Lesson 1 - Misguided Culture War
Science or Religion?
For many Americans today, it seems self evident that science and religion are in conflict—and always have been. However, historically speaking, this perceived opposition is actually quite recent. The roots of this culture war date to the end of the 19th century, and its most extreme expression emerged with the publication of Andrew D. White’s Warfare of Science with Theology in 1896. Some thirty years later, with the so-called “Scopes Monkey Trial” in 1925, many Americans decided that one could not take both Christian faith and scientific inquiry seriously; it would have to be one or the other.
Praveen helps us to see that this “warfare model” is an erroneous and unhelpful perception. As they say, though, sometimes the perception is the reality. As Praveen explains, this can make things especially difficult for Christians working in the natural sciences.
How have you experienced this kind of dualistic either/or thinking in your scientific education and work?
Exposing the Fallacy
Praveen identifies mistrust between scientists and people of faith (on both sides of the divide) as the prime cause of the breakdown. But it hasn’t always been this way, and it doesn’t have to be this way now. Actually, Christians have a rich heritage of exploring the natural world. Praveen identifies Johannes Kepler as one example of a Christian who understood his scientific work as an act of worship, but there are many others.
There is a richer, though somewhat ignored, history of partnership between science and faith than what most appreciate today. The modern notion that deep faith in what cannot be seen is somehow in direct opposition to one’s ability to do rigorous study of what can be seen is a fallacy.
Asking the Right Questions
From the earliest days of the faith, Christians have maintained that there is one ultimate Truth, but also that there are multiple ways of apprehending it. However, since the so-called Scientific Revolution of the 16th and 17th centuries, many folks have assumed that the only things that are “real” are physical things, and that there is only one way to arrive at “real” knowledge: scientific observation.
And yet Praveen notes that something may be real and unseen at the same time. In fact, according to the Apostle Paul, things unseen may be more real than the things we can see: “For the things that are seen are transient, but the things that are unseen are eternal” (2 Corinthians 4:18).

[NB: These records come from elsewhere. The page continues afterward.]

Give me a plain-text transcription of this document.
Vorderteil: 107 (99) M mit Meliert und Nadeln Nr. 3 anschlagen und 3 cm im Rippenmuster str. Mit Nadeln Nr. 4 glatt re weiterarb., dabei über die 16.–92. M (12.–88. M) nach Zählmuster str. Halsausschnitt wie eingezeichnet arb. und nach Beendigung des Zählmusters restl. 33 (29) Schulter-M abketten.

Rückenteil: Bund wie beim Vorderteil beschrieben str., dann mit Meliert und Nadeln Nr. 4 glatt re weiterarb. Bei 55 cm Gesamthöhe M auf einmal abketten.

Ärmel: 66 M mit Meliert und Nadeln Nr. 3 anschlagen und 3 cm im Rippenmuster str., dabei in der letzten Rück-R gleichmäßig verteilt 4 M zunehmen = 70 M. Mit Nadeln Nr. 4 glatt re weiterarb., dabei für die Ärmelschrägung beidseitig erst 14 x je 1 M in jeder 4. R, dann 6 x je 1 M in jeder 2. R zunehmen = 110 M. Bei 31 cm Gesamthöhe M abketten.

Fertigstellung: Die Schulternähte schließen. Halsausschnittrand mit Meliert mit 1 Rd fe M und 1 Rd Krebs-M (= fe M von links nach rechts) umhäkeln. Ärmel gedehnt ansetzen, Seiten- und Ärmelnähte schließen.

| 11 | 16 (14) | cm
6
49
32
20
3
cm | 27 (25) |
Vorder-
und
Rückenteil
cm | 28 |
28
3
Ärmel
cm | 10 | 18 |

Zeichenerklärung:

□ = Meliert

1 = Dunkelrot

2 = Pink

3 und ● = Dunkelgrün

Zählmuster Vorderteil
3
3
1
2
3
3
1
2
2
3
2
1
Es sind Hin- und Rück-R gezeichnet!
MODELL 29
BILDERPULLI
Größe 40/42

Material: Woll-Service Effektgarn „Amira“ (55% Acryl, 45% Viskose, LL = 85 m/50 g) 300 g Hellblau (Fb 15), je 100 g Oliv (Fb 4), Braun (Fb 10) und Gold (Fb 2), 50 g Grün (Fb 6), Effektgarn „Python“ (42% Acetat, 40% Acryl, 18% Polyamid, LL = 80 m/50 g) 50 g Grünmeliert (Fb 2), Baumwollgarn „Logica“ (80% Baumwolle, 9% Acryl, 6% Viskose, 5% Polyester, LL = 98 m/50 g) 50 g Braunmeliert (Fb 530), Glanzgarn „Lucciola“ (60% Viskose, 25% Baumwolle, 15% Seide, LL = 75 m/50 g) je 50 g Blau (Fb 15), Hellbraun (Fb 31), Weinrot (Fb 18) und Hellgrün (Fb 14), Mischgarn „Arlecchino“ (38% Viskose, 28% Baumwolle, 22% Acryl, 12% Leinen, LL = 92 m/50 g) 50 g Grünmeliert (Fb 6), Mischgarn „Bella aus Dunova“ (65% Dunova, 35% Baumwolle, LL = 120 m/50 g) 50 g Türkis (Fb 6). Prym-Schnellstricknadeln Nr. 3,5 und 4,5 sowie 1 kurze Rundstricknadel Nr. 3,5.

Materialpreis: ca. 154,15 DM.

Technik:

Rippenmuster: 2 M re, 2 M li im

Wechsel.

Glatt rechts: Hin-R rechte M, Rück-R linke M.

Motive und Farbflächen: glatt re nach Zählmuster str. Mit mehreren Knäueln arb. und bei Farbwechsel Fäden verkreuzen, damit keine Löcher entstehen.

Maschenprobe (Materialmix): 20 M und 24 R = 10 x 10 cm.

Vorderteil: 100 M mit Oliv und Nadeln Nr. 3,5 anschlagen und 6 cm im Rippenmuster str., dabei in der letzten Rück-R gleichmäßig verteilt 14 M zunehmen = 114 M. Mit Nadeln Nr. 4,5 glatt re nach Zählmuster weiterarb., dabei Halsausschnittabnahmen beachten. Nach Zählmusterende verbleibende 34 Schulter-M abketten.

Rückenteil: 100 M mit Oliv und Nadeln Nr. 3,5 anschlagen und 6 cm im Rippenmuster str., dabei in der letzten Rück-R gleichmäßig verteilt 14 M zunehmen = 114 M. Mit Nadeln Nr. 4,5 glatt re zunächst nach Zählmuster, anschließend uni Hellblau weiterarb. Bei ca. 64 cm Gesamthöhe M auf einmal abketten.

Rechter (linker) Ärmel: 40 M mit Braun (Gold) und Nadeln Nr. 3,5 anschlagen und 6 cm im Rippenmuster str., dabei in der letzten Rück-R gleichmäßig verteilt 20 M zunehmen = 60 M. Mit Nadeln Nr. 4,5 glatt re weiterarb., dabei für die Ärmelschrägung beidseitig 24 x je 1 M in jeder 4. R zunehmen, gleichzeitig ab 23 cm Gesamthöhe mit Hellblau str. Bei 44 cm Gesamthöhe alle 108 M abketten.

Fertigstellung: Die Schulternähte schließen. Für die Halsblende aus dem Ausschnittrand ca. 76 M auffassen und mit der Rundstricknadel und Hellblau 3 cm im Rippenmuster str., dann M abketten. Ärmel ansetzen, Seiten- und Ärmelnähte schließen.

Take a moment to think of some examples of things that are unseen and yet nevertheless real.
Part of the confusion results from a misunderstanding about what faith and religion are each trying to do in their own unique ways. The Scottish theologian David Fergusson puts it like this:
This controversy [between modern science and classical creationism] becomes more apparent than real if we can understand the creation narratives as testifying to the origin of the world as being an act of God. The scientific account of the how of creation can thus sit alongside the theological account of its why. Since theology and science function at different levels of explanation, these are not competing but complementary accounts of the world.
Fergusson’s point is that science and theology can complement each other precisely because they are different modes of inquiry, using different methodologies and asking different questions.
Let’s pause to think together about what this might mean:
- What kinds of questions is theology asking? Are there questions about the nature of creation that, for example, the Bible does not answer?
- What kinds of questions is science asking? Are there questions about the nature of reality that science cannot answer?
What's at Stake?
How we handle this question may seem like an issue for scientific specialists, but there’s actually a lot at stake for all Christians. Praveen shares out of his own experience with young Christian students who are shaken by doubt and distress when first exposed to the hard sciences because they had never been given the freedom to wrestle with uncertainty. The result is a series of unnecessary and painful crises of faith.
But Christians should be characterized by a vibrant and daring intellectual life. After all, if we really do have the Truth–or, perhaps it would be better to say that the Truth has us–then we should feel the freedom to pursue our vocations without reserve and in any field. As the Apostle Paul reminds us, “God has not given us a spirit of fear, but of love, power, and sound mind” (2 Timothy 1:7, KJV).
Intellectual fear is a symptom of what the German theologian Jürgen Moltmann once called “pusillanimous faith” in his book The Crucified God. Pusillanimous faith is a timid faith, a faith closed in on itself, a faith feeling constantly under threat from foreign and menacing ideas. It is a fearful and rigid faith, and it’s not the faith befitting of those who have been given “the mind of Christ” (1 Corinthians 2:16).
How have you encountered fearfulness–whether from the Christian community or the scientific community–in your vocation?
What are some specific ways you can cultivate the “sound mind” of which Paul speaks–an intellectual life defined by fearlessness and daring?
Have you ever felt a sense of angst and restlessness regarding your work?
Have you ever wondered if you were doing what God has called you to do?